Ulster will miss Pienaar immensely on the field, he has been the calming hand on the tiller at Kingspan since his arrival in 2010, but it is his presence around the province that has guaranteed his status as Ulster's most valued import.
Much has been said about the willingness with which the team's newest superstar, Charles Piutau, has thrown himself into life in his new home but it is a blueprint that was established, in tandem with Johann Muller, by the man from Bloemfontein.
Speaking last year, he spoke of how he was seeking UK citizenship so his young children could have the option of being educated in Belfast's school system. Retirement in Northern Ireland, where he and team-mate Robbie Diack have also established a successful wine brand, seemed to be in his future.
Not to be, as it turns out, but of course many expected he would have long since left these shores.
As his departure became official yesterday, it coincided with football's transfer deadline day, now a live TV event that perfectly encapsulates the excesses of sport as presenters gleefully watch the spend on players tick over £1billion.
The contrast to Pienaar could hardly be more stark.
When offered mega-bucks to sign for Mourad Boudjellal's version of the Galacticos in 2013, Pienaar opted to stay put.
While Toulon went on to dominate European rugby, twice adding the Champions Cup to the Heineken Cup they had won that spring, Pienaar's trophy cabinet remained bare with his wallet that little bit lighter.
Of course he was well compensated at Ulster, but the proof was there that this was not a man for whom money was the bottom line.
Motivated hugely by his Christian faith, Pienaar has frequently stated that he was guided by his religious convictions.
The decision was taken out of his hands this time around.

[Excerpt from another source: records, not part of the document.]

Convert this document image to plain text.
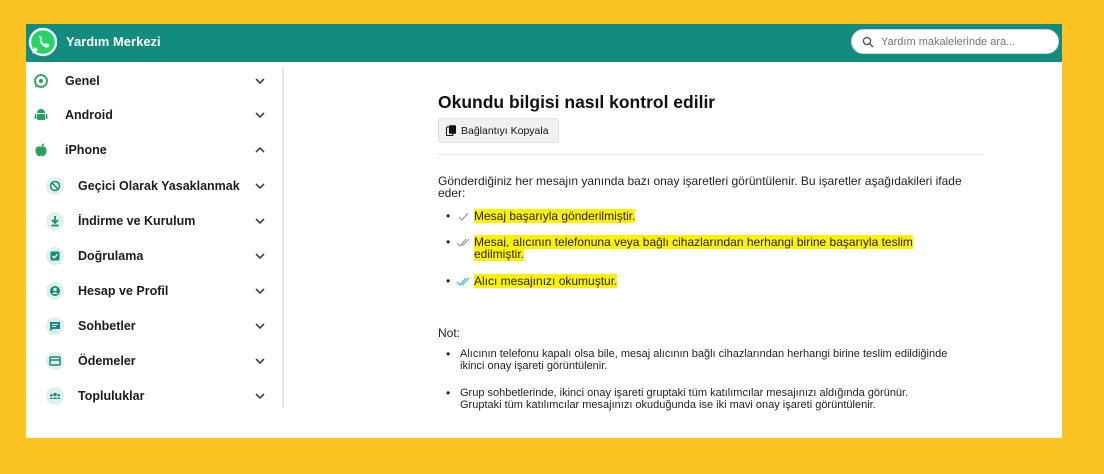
Yardım Merkezi
Yardım makalelerinde ara...
Genel
Android
iPhone
Geçici Olarak Yasaklanmak
İndirme ve Kurulum
Doğrulama
Hesap ve Profil
Sohbetler
Ödemeler
Topluluklar
Okundu bilgisi nasıl kontrol edilir
Bağlantıyı Kopyala
Gönderdiğiniz her mesajın yanında bazı onay işaretleri görüntülenir. Bu işaretler aşağıdakileri ifade eder:
•	Mesaj başarıyla gönderilmiştir.
•	Mesaj, alıcının telefonuna veya bağlı cihazlarından herhangi birine başarıyla teslim edilmiştir.
•	Alıcı mesajınızı okumuştur.
Not:
• Alıcının telefonu kapalı olsa bile, mesaj alıcının bağlı cihazlarından herhangi birine teslim edildiğinde ikinci onay işareti görüntülenir.
• Grup sohbetlerinde, ikinci onay işareti gruptaki tüm katılımcılar mesajınızı aldığında görünür. Gruptaki tüm katılımcılar mesajınızı okuduğunda ise iki mavi onay işareti görüntülenir.
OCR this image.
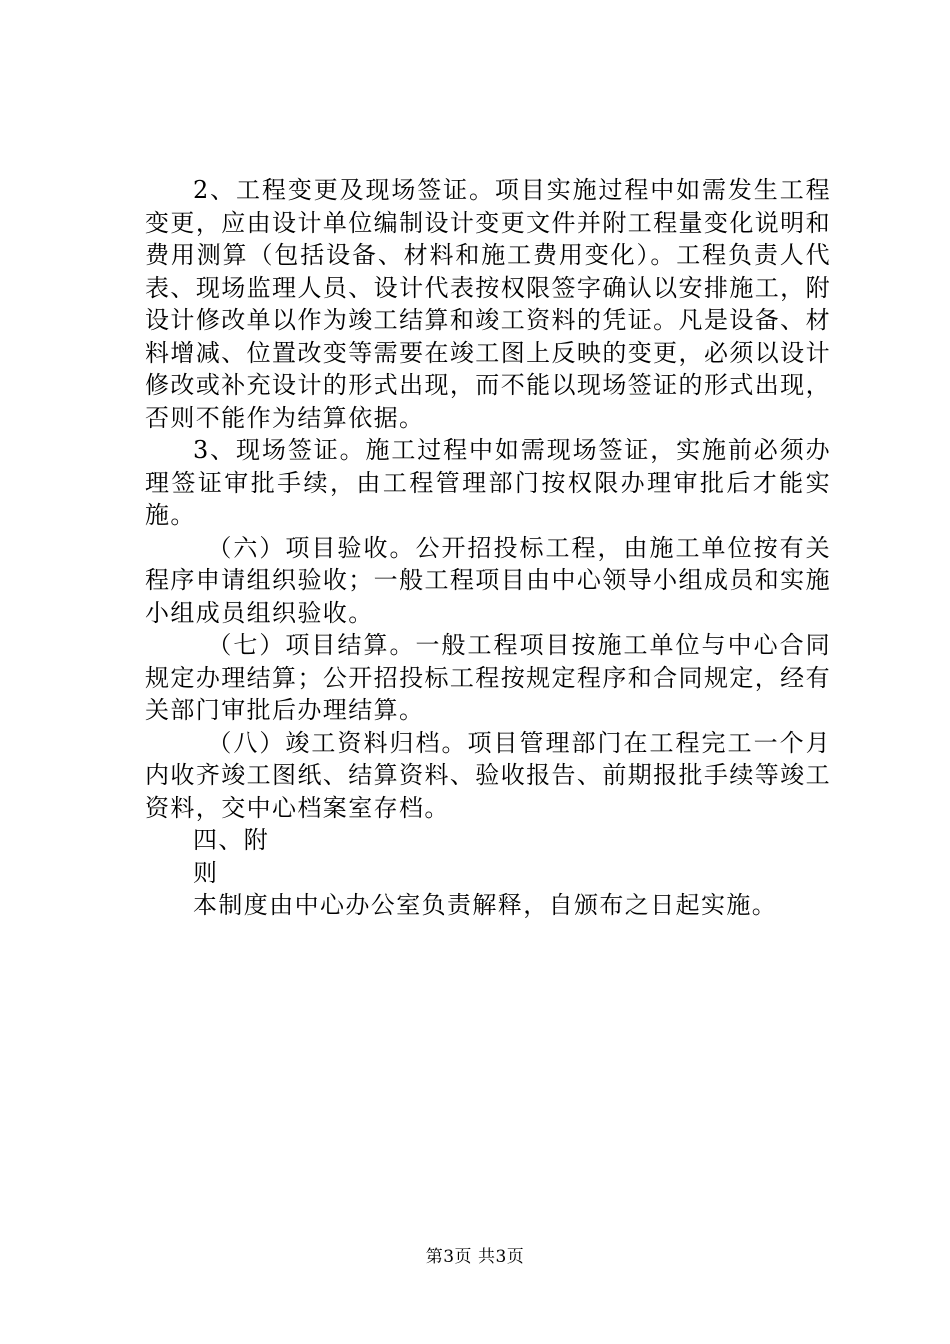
2、工程变更及现场签证。项目实施过程中如需发生工程变更，应由设计单位编制设计变更文件并附工程量变化说明和费用测算（包括设备、材料和施工费用变化）。工程负责人代表、现场监理人员、设计代表按权限签字确认以安排施工，附设计修改单以作为竣工结算和竣工资料的凭证。凡是设备、材料增减、位置改变等需要在竣工图上反映的变更，必须以设计修改或补充设计的形式出现，而不能以现场签证的形式出现，否则不能作为结算依据。

3、现场签证。施工过程中如需现场签证，实施前必须办理签证审批手续，由工程管理部门按权限办理审批后才能实施。

（六）项目验收。公开招投标工程，由施工单位按有关程序申请组织验收；一般工程项目由中心领导小组成员和实施小组成员组织验收。

（七）项目结算。一般工程项目按施工单位与中心合同规定办理结算；公开招投标工程按规定程序和合同规定，经有关部门审批后办理结算。

（八）竣工资料归档。项目管理部门在工程完工一个月内收齐竣工图纸、结算资料、验收报告、前期报批手续等竣工资料，交中心档案室存档。

四、附

则

本制度由中心办公室负责解释，自颁布之日起实施。

第3页 共3页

For a player so popular, the coming season will now almost take on the qualities of a farewell tour, Ulster fans knowing that memories like those of his complete domination of Leicester in 2013, or the 19-point, match-winning haul against Glasgow on his debut, will soon be just that. Memories.
Come June, Ruan Pienaar and family will have departed for pastures new and, regardless of the how or why, Ulster will be a poorer place for it.